The German Society for Stem Cell Research (Deutsche Gesellschaft für Stammzellforschung or GSZ), established in 2003 by Juergen Hescheler, brings scientists from around Germany together and has an emphasis on basic research in stem cell biology. The main purpose of the society is to promote stem cell research. In order to achieve this goal the society promotes the stem cell research in basic research and in academic teaching by allocating available funds to support training programs, to organize seminars and conferences, as well as instigating the exchange of students and scientists on national and international level for collaborative projects and resulting publications. The German Society for Stem Cell Research aims at establishing a network of scientists in stem cell research nationwide and eventually offering a platform to provide competent and independent counsel for all questions related to stem cell research.

== History ==
In 2003 scientists from around Germany initiated the establishment of the German Society for Stem Cell Research with emphasis on basic research in stem cell biology.
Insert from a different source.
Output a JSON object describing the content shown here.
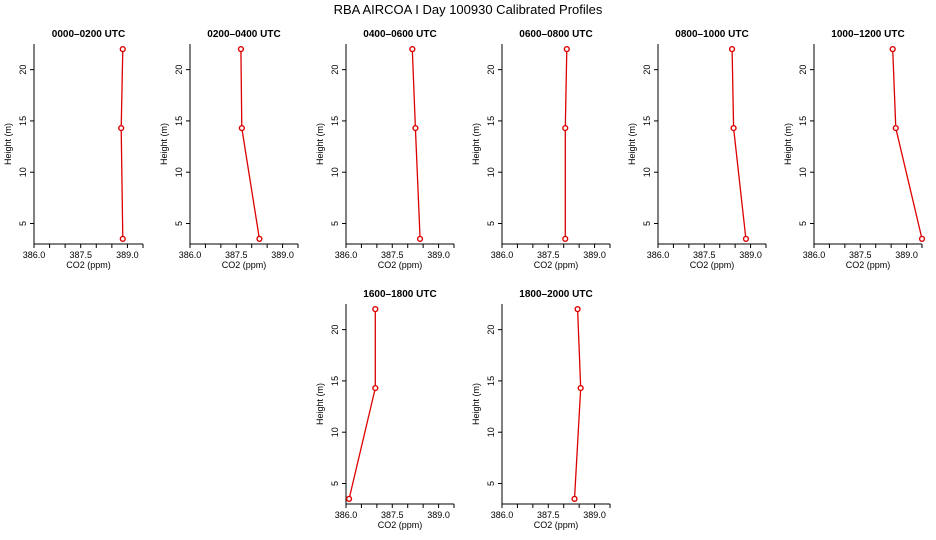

The society is a non-profit organisation, financially and politically autonomous, and is registered with the district court Cologne under the number VR 14639 since November 4, 2004. Juergen Hescheler is the chairman of the organisation.

== Objectives ==
The main purpose of the society is to promote stem cell research. In order to achieve this goal the society will promote the stem cell research in basic research and in academic teaching by allocating available funds to support training programs, to organize seminars and conferences, as well as instigating the exchange of students and scientists on the national and international level for collaborative projects and resulting publications.

The German Society for Stem Cell Research aims at establishing a network of scientists in stem cell research nationwide, and eventually bringing them under a single platform and making a competent and independent counsel for all questions related to stem cell research.

The Journal of Stem Cells & Regenerative Medicine is the official journal of the society.